We’d like to think we freely give it.
And I’ll bet my bottom dollar, in one form or another, we all crave it. Desperately.
At least, I know I do.
Sometimes I recognize it when given. Obvious signs of favor I neither deserve nor deny. Evidence of mercy’s bestowing opposite twin; where mercy withholds deserved consequences without leverage, grace bestows favor without merit. I see its evidence and feel its weight, warm as a cloak wrapped round the shivering shoulders of a helpless child. It floods my heart with gratitude and fills my sight with awe.
But sometimes, there are other times when its evidence hides in plain sight, when the cloak is not warm but absolute as a deathly hallow, hiding the enclosed contents completely from searching eyes. In times like these, my mind runs rampant. I’ll recall those hymns and homilies, declarations of grace amazing and sweet, their comfort felt sharp as a knife and bitter on my tongue.
If I’m honest (and can’t we all just be honest), I quickly arrive at conclusions on my worth and the grace-giver’s intentions and all the reasons why this gift, by nature undeservable, has deliberately been withheld. Shaming conclusions and deliberate rejections. I look for grace and find shadows instead. And I determine my perspective accurate, informed, right.
It’s unnervingly easy to come to such conclusions. At least, I find it so. I look for grace like a river while sorrows like sea billows roll.
But maybe, just maybe, circumstances aren’t always as they first seem?
What if the shadows are not vacancies but evidence of a stronger light?
What if the pain is not a punishment but a provision to expose and spark rescue from a subversive deadly woe?
What if felt silence is not absence but rather the quiet nearness of a gentle embrace?
What if when we wrestle through the night, as Jacob did in times of old, what if the resulting limp IS the blessing?
What if hope is not in fact hollow but firmly rooted in a foundation eyes cannot currently see?

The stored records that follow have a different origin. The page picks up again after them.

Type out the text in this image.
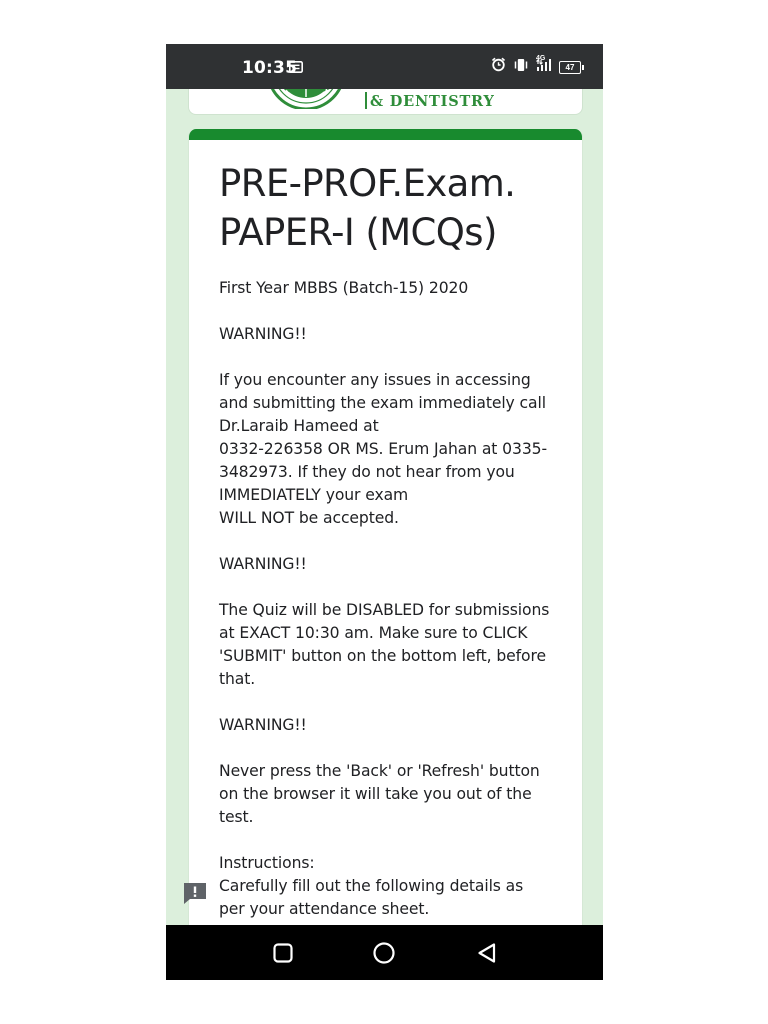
10:35	4G
47
& DENTISTRY
PRE-PROF.Exam. PAPER-I (MCQs)
First Year MBBS (Batch-15) 2020

WARNING!!

If you encounter any issues in accessing and submitting the exam immediately call Dr.Laraib Hameed at
0332-226358 OR MS. Erum Jahan at 0335-3482973. If they do not hear from you IMMEDIATELY your exam
WILL NOT be accepted.

WARNING!!

The Quiz will be DISABLED for submissions at EXACT 10:30 am. Make sure to CLICK 'SUBMIT' button on the bottom left, before that.

WARNING!!

Never press the 'Back' or 'Refresh' button on the browser it will take you out of the test.

Instructions:
Carefully fill out the following details as per your attendance sheet.
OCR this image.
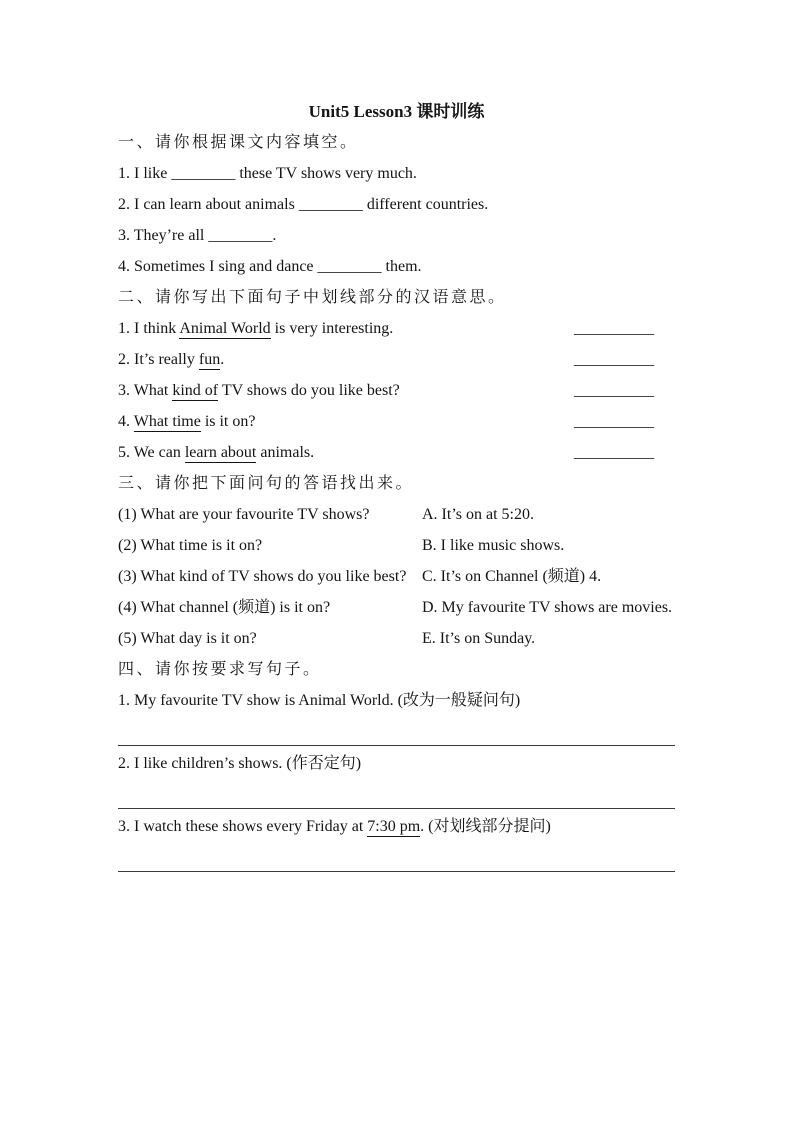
Unit5 Lesson3 课时训练
一、请你根据课文内容填空。
1. I like ________ these TV shows very much.
2. I can learn about animals ________ different countries.
3. They’re all ________.
4. Sometimes I sing and dance ________ them.
二、请你写出下面句子中划线部分的汉语意思。
1. I think Animal World is very interesting.	__________
2. It’s really fun.	__________
3. What kind of TV shows do you like best?	__________
4. What time is it on?	__________
5. We can learn about animals.	__________
三、请你把下面问句的答语找出来。
(1) What are your favourite TV shows?	A. It’s on at 5:20.
(2) What time is it on?	B. I like music shows.
(3) What kind of TV shows do you like best? C. It’s on Channel (频道) 4.
(4) What channel (频道) is it on?	D. My favourite TV shows are movies.
(5) What day is it on?	E. It’s on Sunday.
四、请你按要求写句子。
1. My favourite TV show is Animal World. (改为一般疑问句)
2. I like children’s shows. (作否定句)
3. I watch these shows every Friday at 7:30 pm. (对划线部分提问)
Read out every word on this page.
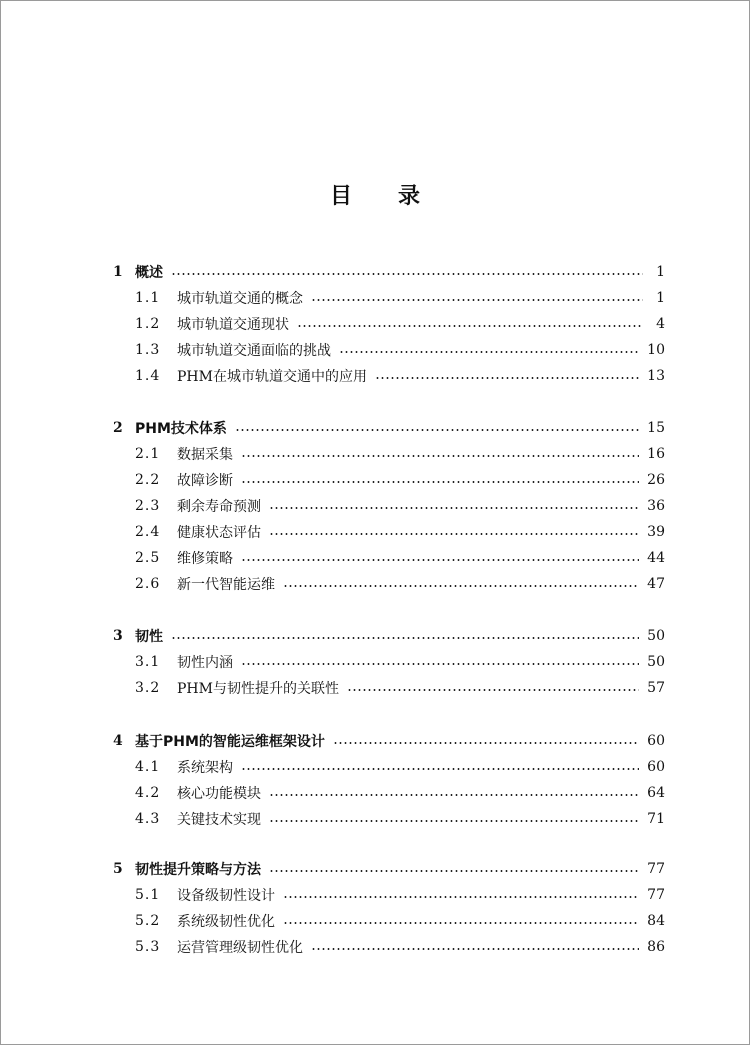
目录
1 概述	1
1.1	城市轨道交通的概念	1
1.2	城市轨道交通现状	4
1.3	城市轨道交通面临的挑战	10
1.4	PHM在城市轨道交通中的应用	13
2 PHM技术体系	15
2.1	数据采集	16
2.2	故障诊断	26
2.3	剩余寿命预测	36
2.4	健康状态评估	39
2.5	维修策略	44
2.6	新一代智能运维	47
3 韧性	50
3.1	韧性内涵	50
3.2	PHM与韧性提升的关联性	57
4 基于PHM的智能运维框架设计	60
4.1	系统架构	60
4.2	核心功能模块	64
4.3	关键技术实现	71
5 韧性提升策略与方法	77
5.1	设备级韧性设计	77
5.2	系统级韧性优化	84
5.3	运营管理级韧性优化	86
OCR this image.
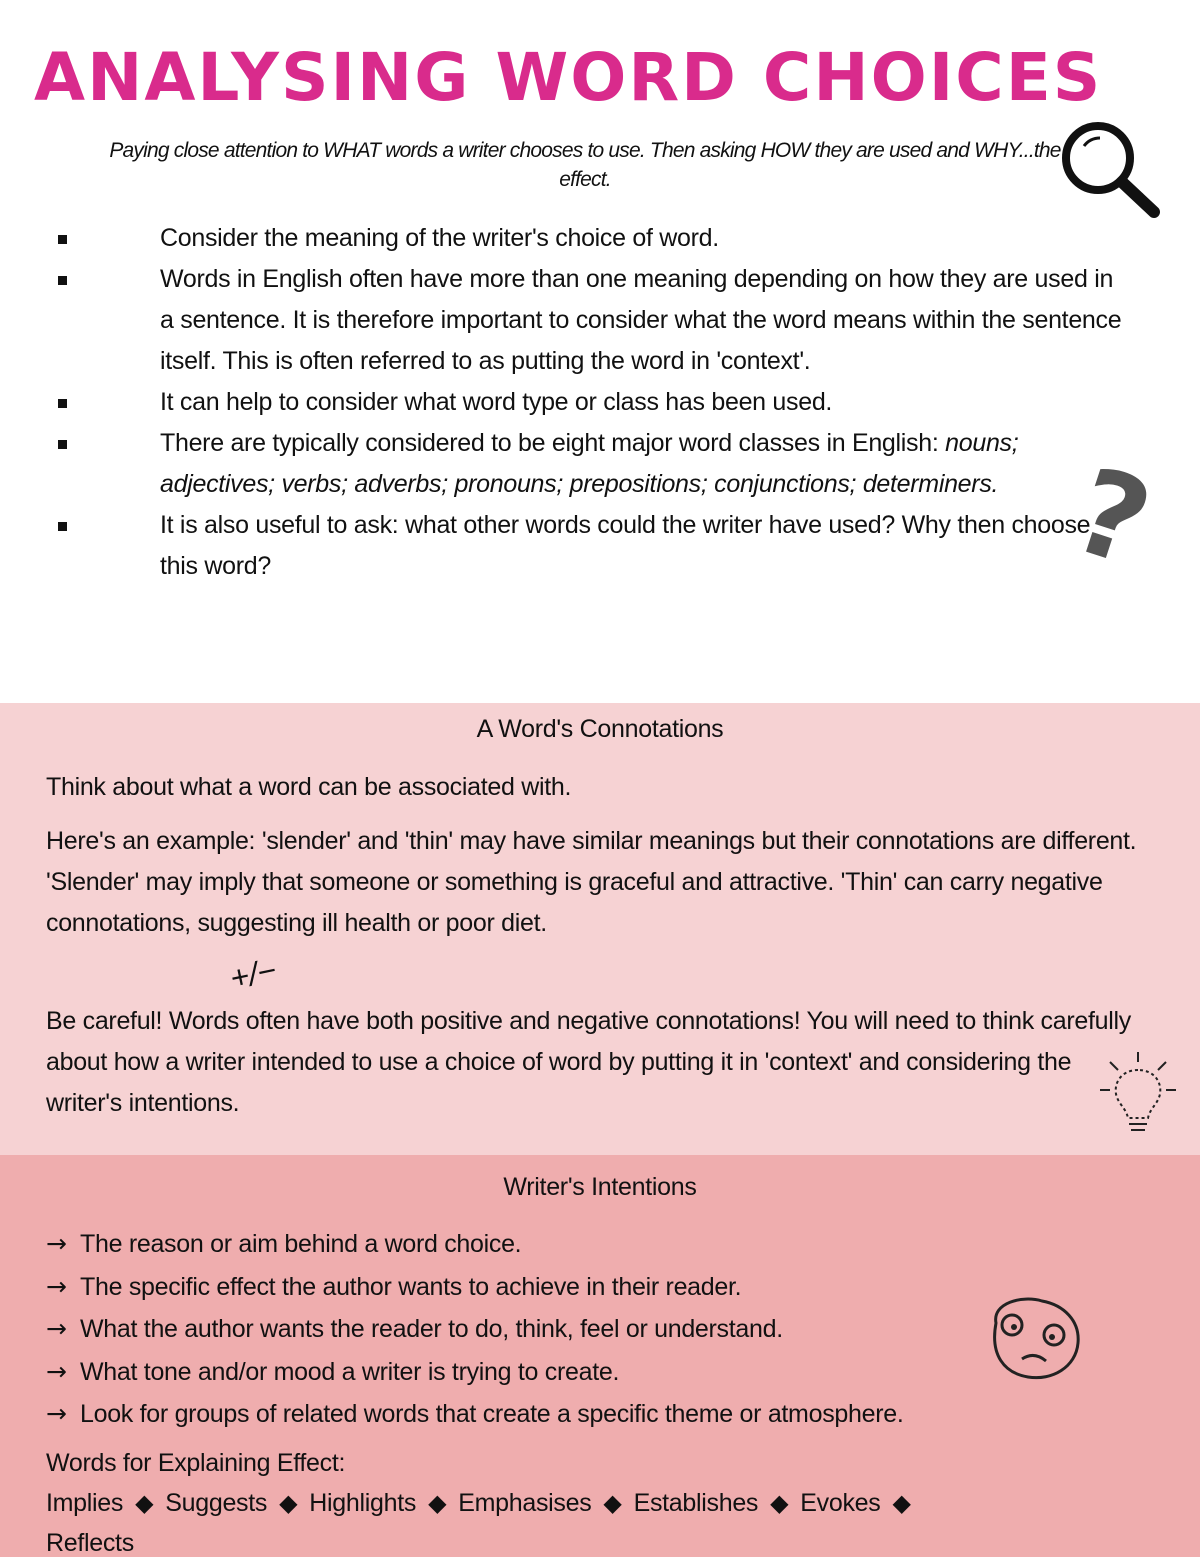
ANALYSING WORD CHOICES
Paying close attention to WHAT words a writer chooses to use. Then asking HOW they are used and WHY...the effect.
Consider the meaning of the writer's choice of word.
Words in English often have more than one meaning depending on how they are used in a sentence. It is therefore important to consider what the word means within the sentence itself. This is often referred to as putting the word in 'context'.
It can help to consider what word type or class has been used.
There are typically considered to be eight major word classes in English: nouns; adjectives; verbs; adverbs; pronouns; prepositions; conjunctions; determiners.
It is also useful to ask: what other words could the writer have used? Why then choose this word?	?
A Word's Connotations

Think about what a word can be associated with.

Here's an example: 'slender' and 'thin' may have similar meanings but their connotations are different. 'Slender' may imply that someone or something is graceful and attractive. 'Thin' can carry negative connotations, suggesting ill health or poor diet.

+/−

Be careful! Words often have both positive and negative connotations! You will need to think carefully about how a writer intended to use a choice of word by putting it in 'context' and considering the writer's intentions.

Writer's Intentions
→ The reason or aim behind a word choice.
→ The specific effect the author wants to achieve in their reader.
→ What the author wants the reader to do, think, feel or understand.
→ What tone and/or mood a writer is trying to create.
→ Look for groups of related words that create a specific theme or atmosphere.
Words for Explaining Effect:
Implies ◆ Suggests ◆ Highlights ◆ Emphasises ◆ Establishes ◆ Evokes ◆
Reflects
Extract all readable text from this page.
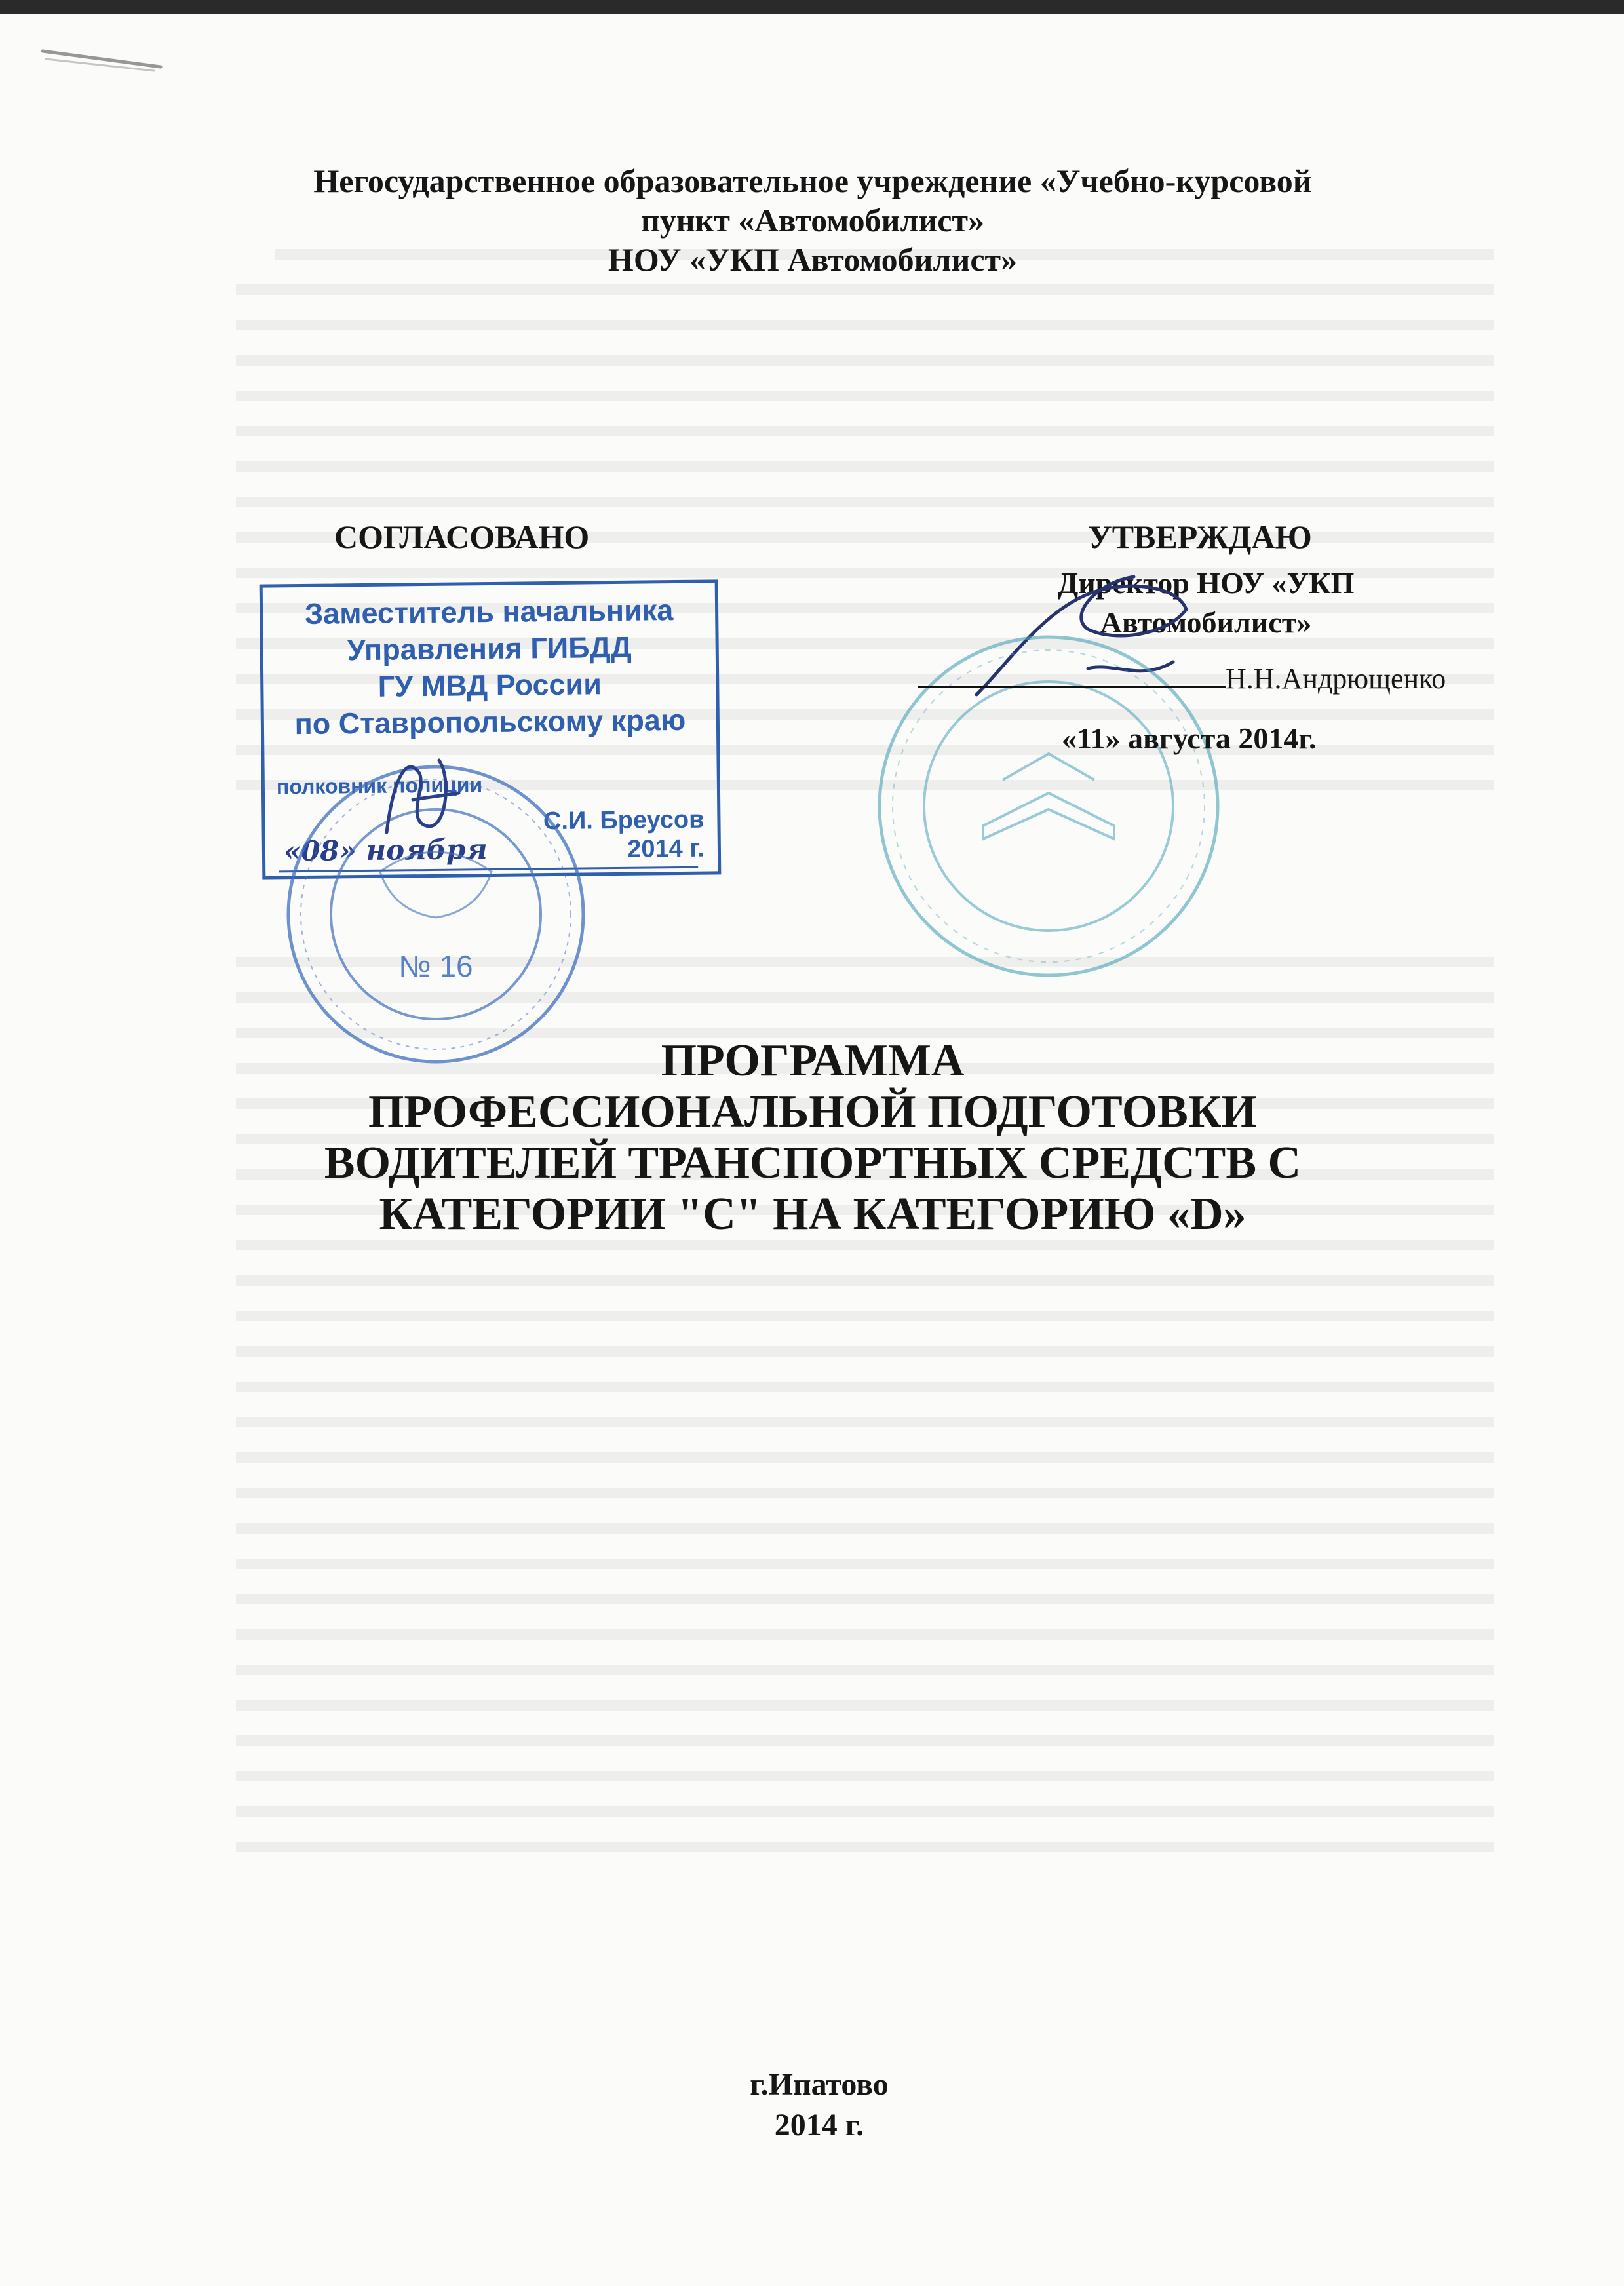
Негосударственное образовательное учреждение «Учебно-курсовой
пункт «Автомобилист»
НОУ «УКП Автомобилист»
СОГЛАСОВАНО
Заместитель начальника
Управления ГИБДД
ГУ МВД России
по Ставропольскому краю
полковник полиции
С.И. Бреусов
«08» ноября	2014 г.
№ 16
УТВЕРЖДАЮ
Директор НОУ «УКП
Автомобилист»
Н.Н.Андрющенко
«11» августа 2014г.
ПРОГРАММА
ПРОФЕССИОНАЛЬНОЙ ПОДГОТОВКИ
ВОДИТЕЛЕЙ ТРАНСПОРТНЫХ СРЕДСТВ С
КАТЕГОРИИ "С" НА КАТЕГОРИЮ «D»
г.Ипатово
2014 г.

It’s a lesson lifelong for this girl named for what she must relearn again and again. A gift often wrapped in peculiar packaging.
Sometimes grace is a shelter and sometimes grace is the rain.
Sometimes grace is a placeholder, holding off the good as it keeps place for something greater on its way.
Sometimes grace is a cradle and sometimes grace is a crucifixion.
May my eyes behold this gift when wrapped within various forms and remember at all times, it bestows favor, unmerited and free.